Teachers pack school board meeting amid ongoing union negotiations
Since formal negotiations began a month ago, the Marshalltown Education Association teachers’ union and Marshalltown Schools administrators have not come to terms about what the union can negotiate.
District officials have said several permissible items like seniority, salary schedules, grievance procedures and more should be put into the district handbook, not in a union contract. Union members want those permissible items to be negotiated and put into a union contract.
“When you take that security away, effectiveness will follow,” said Woodbury Elementary Title I teacher Jasmine Hazen.
She said her 13 years as a Marshalltown student and 11 years as a teacher have built up her faith in the district and its leadership. However, she said the proposal that the permissible items be placed on a non-negotiated handbook has started to change her feelings.
“When I hear about what is happening with our contract, my faith is beginning to waver,” Hazen said.

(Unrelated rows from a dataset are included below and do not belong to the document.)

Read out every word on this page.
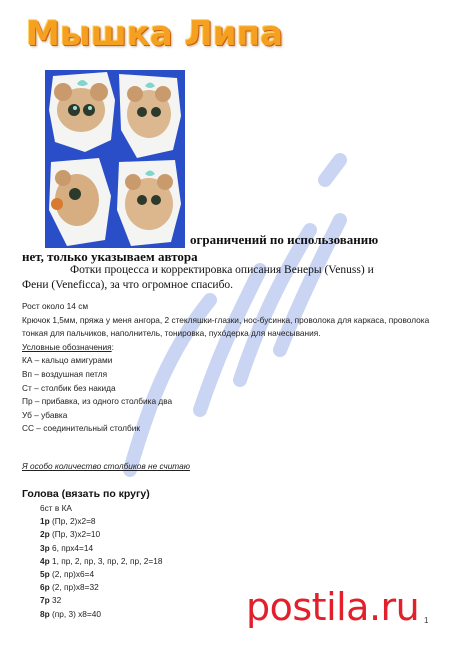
Мышка Липа
ограничений по использованию
нет, только указываем автора
Фотки процесса и корректировка описания Венеры (Venuss) и
Фени (Venefіcca), за что огромное спасибо.

Рост около 14 см

Крючок 1,5мм, пряжа у меня ангора, 2 стекляшки-глазки, нос-бусинка, проволока для каркаса, проволока тонкая для пальчиков, наполнитель, тонировка, пухóдерка для начесывания.

Условные обозначения:

КА – кальцо амигурами

Вп – воздушная петля

Ст – столбик без накида

Пр – прибавка, из одного столбика два

Уб – убавка

СС – соединительный столбик

Я особо количество столбиков не считаю
Голова (вязать по кругу)
6ст в КА
1р (Пр, 2)х2=8
2р (Пр, 3)х2=10
3р 6, прх4=14
4р 1, пр, 2, пр, 3, пр, 2, пр, 2=18
5р (2, пр)х6=4
6р (2, пр)х8=32
7р 32
8р (пр, 3) х8=40	postila.ru 1
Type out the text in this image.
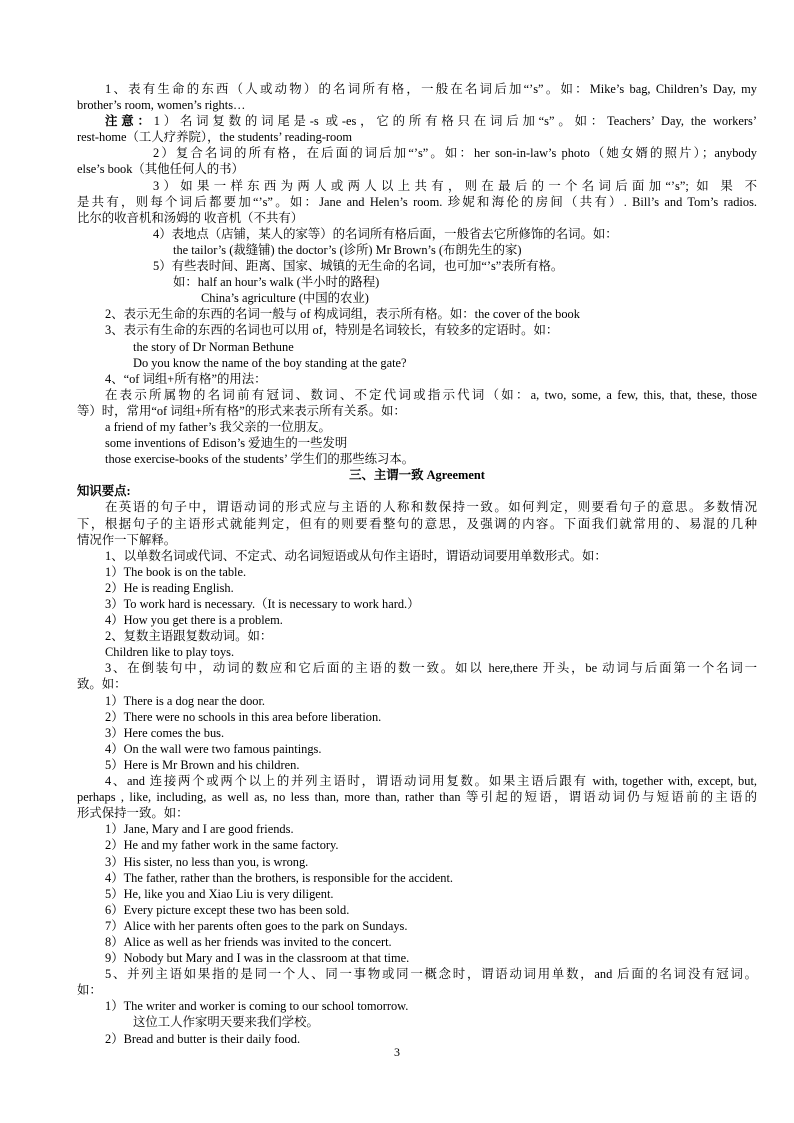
1、表有生命的东西（人或动物）的名词所有格，一般在名词后加“’s”。如：Mike’s bag, Children’s Day, my
brother’s room, women’s rights…
注意：1）名词复数的词尾是-s 或-es，它的所有格只在词后加“s”。如：Teachers’ Day, the workers’
rest-home（工人疗养院），the students’ reading-room
2）复合名词的所有格，在后面的词后加“’s”。如：her son-in-law’s photo（她女婿的照片）；anybody
else’s book（其他任何人的书）
3）如果一样东西为两人或两人以上共有，则在最后的一个名词后面加“’s”; 如 果 不
是共有，则每个词后都要加“’s”。如：Jane and Helen’s room. 珍妮和海伦的房间（共有）. Bill’s and Tom’s radios.
比尔的收音机和汤姆的 收音机（不共有）
4）表地点（店铺，某人的家等）的名词所有格后面，一般省去它所修饰的名词。如：
the tailor’s (裁缝铺) the doctor’s (诊所) Mr Brown’s (布朗先生的家)
5）有些表时间、距离、国家、城镇的无生命的名词，也可加“’s”表所有格。
如：half an hour’s walk (半小时的路程)
China’s agriculture (中国的农业)
2、表示无生命的东西的名词一般与 of 构成词组，表示所有格。如：the cover of the book
3、表示有生命的东西的名词也可以用 of，特别是名词较长，有较多的定语时。如：
the story of Dr Norman Bethune
Do you know the name of the boy standing at the gate?
4、“of 词组+所有格”的用法：
在表示所属物的名词前有冠词、数词、不定代词或指示代词（如：a, two, some, a few, this, that, these, those
等）时，常用“of 词组+所有格”的形式来表示所有关系。如：
a friend of my father’s 我父亲的一位朋友。
some inventions of Edison’s 爱迪生的一些发明
those exercise-books of the students’ 学生们的那些练习本。
三、主谓一致 Agreement
知识要点:
在英语的句子中，谓语动词的形式应与主语的人称和数保持一致。如何判定，则要看句子的意思。多数情况
下，根据句子的主语形式就能判定，但有的则要看整句的意思，及强调的内容。下面我们就常用的、易混的几种
情况作一下解释。
1、以单数名词或代词、不定式、动名词短语或从句作主语时，谓语动词要用单数形式。如：
1）The book is on the table.
2）He is reading English.
3）To work hard is necessary.（It is necessary to work hard.）
4）How you get there is a problem.
2、复数主语跟复数动词。如：
Children like to play toys.
3、在倒装句中，动词的数应和它后面的主语的数一致。如以 here,there 开头，be 动词与后面第一个名词一
致。如：
1）There is a dog near the door.
2）There were no schools in this area before liberation.
3）Here comes the bus.
4）On the wall were two famous paintings.
5）Here is Mr Brown and his children.
4、and 连接两个或两个以上的并列主语时，谓语动词用复数。如果主语后跟有 with, together with, except, but,
perhaps , like, including, as well as, no less than, more than, rather than 等引起的短语，谓语动词仍与短语前的主语的
形式保持一致。如：
1）Jane, Mary and I are good friends.
2）He and my father work in the same factory.
3）His sister, no less than you, is wrong.
4）The father, rather than the brothers, is responsible for the accident.
5）He, like you and Xiao Liu is very diligent.
6）Every picture except these two has been sold.
7）Alice with her parents often goes to the park on Sundays.
8）Alice as well as her friends was invited to the concert.
9）Nobody but Mary and I was in the classroom at that time.
5、并列主语如果指的是同一个人、同一事物或同一概念时，谓语动词用单数，and 后面的名词没有冠词。
如：
1）The writer and worker is coming to our school tomorrow.
这位工人作家明天要来我们学校。
2）Bread and butter is their daily food.
3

Other teachers who spoke at Monday’s meeting agreed with Hazen.
“Moving our language into a handbook terrifies us,” said Lenihan Intermediate School teacher Alex Klyn, who spoke at the May 6 meeting on the same subject.
Another difference between the two parties is the union wants a multi-year contract while the district wants a one-year contract. Klyn said he is a strong supporter of the multi-year idea.
Woodbury teacher Becky Jacobson said she is a proud product of Marshalltown Schools and is a full supporter of the Marshalltown Strong movement that came out of the community-wide July 19 tornado recovery process.
“Changing the contract does not make me feel Marshalltown Strong,” she said.
Teachers Brett Comegys, Marlene Current and Holly Carter were also among those who shared their displeasure with the district’s proposal to not include permissive items in the union contract.
This is the first time formal union negotiations have taken place between the MEA and the district since the Republican-controlled legislature made sweeping changes to Iowa Code Chapter 20, which deals with collective bargaining for public employee unions.
The only item which must be negotiated in non-public safety collective bargaining is base salary, according to the law. All other items are either permissible or illegal to discuss.
The union and district kicked off this year’s negotiations in late April. While there were several concerns aired at Monday’s meeting during public forum, the school board did not take any action regarding the collective bargaining negotiations that evening.
“Having productive teachers is ultimately going to make our district a productive place,” Klyn said. “How can we put students first if you’re putting the teachers last?”